Outdoor swimming pool in Beccles, Suffolk, England

Beccles Lido is an open-air pool at Puddingmoor, Beccles, Suffolk, on the south bank of the River Waveney.

==Description==
The lido is 30 x 16 metres with a 1-metre springboard, small slide, paddling pool and sunbathing area.

It is normally open from late May to early September. It was closed throughout 2009 but reopened August 2010 following a change of ownership and subsequent refurbishment.

==History==
The lido was constructed in 1959 on the site of an older bathing pool. Prior to that swimmers used a fenced off part of the River Waveney in the town.

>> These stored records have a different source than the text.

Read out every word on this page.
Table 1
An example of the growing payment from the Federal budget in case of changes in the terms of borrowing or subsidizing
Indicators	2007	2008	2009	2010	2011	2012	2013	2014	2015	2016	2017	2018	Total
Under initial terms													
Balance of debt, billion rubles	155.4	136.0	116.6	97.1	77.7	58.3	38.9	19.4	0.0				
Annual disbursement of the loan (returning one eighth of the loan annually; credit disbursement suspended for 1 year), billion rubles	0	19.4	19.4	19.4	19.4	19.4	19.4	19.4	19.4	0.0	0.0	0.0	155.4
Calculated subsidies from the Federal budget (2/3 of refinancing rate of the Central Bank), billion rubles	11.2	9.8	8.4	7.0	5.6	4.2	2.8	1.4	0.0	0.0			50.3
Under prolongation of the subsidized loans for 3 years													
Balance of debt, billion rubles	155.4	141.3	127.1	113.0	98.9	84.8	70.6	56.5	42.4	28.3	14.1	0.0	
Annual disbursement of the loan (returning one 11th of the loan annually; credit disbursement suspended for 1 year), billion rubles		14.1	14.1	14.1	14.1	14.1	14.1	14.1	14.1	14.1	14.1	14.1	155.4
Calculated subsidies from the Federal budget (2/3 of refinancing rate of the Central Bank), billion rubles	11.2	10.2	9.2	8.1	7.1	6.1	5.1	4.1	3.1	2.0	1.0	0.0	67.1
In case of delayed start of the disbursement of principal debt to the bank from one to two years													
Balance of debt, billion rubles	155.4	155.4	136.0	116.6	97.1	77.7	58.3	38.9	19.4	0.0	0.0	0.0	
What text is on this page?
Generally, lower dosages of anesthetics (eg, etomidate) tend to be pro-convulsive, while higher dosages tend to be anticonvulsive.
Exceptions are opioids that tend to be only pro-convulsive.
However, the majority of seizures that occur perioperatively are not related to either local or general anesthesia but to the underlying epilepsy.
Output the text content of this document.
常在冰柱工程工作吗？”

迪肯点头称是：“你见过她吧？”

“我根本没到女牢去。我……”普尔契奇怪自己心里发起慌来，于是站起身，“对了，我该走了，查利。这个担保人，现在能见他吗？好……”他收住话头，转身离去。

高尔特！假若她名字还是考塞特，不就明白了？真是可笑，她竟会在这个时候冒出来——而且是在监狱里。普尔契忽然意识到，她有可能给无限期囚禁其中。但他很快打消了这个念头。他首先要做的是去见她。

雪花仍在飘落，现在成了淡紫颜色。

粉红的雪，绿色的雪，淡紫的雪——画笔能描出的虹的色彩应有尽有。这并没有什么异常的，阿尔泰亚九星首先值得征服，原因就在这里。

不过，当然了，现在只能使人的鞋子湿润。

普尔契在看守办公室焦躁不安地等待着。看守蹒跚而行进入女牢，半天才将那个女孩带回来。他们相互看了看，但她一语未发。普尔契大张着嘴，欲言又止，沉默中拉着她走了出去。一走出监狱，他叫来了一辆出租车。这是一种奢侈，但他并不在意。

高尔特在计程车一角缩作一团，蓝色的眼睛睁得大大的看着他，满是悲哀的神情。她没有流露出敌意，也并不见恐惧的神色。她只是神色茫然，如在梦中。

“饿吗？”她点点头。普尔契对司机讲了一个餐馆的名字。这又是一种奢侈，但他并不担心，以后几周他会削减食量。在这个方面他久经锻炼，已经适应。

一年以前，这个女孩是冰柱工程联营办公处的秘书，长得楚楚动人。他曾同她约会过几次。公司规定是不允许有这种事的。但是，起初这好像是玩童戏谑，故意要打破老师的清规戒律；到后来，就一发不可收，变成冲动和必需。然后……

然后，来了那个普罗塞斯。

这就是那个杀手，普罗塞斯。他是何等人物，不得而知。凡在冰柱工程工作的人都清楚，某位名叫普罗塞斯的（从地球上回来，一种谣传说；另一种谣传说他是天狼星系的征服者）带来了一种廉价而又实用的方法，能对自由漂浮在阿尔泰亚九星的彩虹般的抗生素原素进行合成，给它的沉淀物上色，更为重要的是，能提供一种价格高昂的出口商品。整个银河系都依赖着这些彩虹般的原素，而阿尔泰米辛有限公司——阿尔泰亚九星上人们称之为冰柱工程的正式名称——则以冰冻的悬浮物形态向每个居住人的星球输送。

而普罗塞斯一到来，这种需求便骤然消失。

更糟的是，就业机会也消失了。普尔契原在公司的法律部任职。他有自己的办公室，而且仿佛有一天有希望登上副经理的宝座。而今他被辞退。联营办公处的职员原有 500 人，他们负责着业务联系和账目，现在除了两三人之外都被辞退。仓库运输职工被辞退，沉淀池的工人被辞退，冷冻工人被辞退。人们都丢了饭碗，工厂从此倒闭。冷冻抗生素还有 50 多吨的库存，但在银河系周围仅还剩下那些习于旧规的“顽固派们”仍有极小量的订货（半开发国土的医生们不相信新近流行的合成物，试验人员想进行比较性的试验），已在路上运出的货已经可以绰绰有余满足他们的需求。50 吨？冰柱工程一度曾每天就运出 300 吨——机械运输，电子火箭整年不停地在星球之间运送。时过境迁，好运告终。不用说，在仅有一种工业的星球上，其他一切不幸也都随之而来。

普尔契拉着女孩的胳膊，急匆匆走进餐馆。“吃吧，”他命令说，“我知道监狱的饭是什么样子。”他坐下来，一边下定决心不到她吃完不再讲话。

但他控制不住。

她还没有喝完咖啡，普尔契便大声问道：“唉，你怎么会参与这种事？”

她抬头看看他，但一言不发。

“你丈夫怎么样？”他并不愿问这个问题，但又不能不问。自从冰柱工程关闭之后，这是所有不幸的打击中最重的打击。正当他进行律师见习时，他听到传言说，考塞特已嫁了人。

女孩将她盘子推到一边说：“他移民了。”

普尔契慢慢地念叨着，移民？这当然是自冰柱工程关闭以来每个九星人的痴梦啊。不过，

Heating was installed in 1975.

In 2004 Waveney District Council announced plans to close the lido and to build an indoor swimming pool. In reaction to these plans, the Friends of Beccles Outdoor Pool campaign started in 2006. In 2009, Waveney District Council decided they would no longer manage the Beccles Lido (nor Halesworth Open Air Pool) after April 2009 so neither opened. Beccles Lido Limited was created and they re-opened the lido in 2010.

The chairman of Beccles Lido, Maureen Saunders, won a community pride award in July 2009 for her work campaigning for the lido and establishing the management company.

Beccles Swimming Pool is one of the town’s most popular summer sporting attractions providing not only a pleasant riverside leisure spot for local people and
holiday visitors alike but also valuable service as a place where people can learn to swim.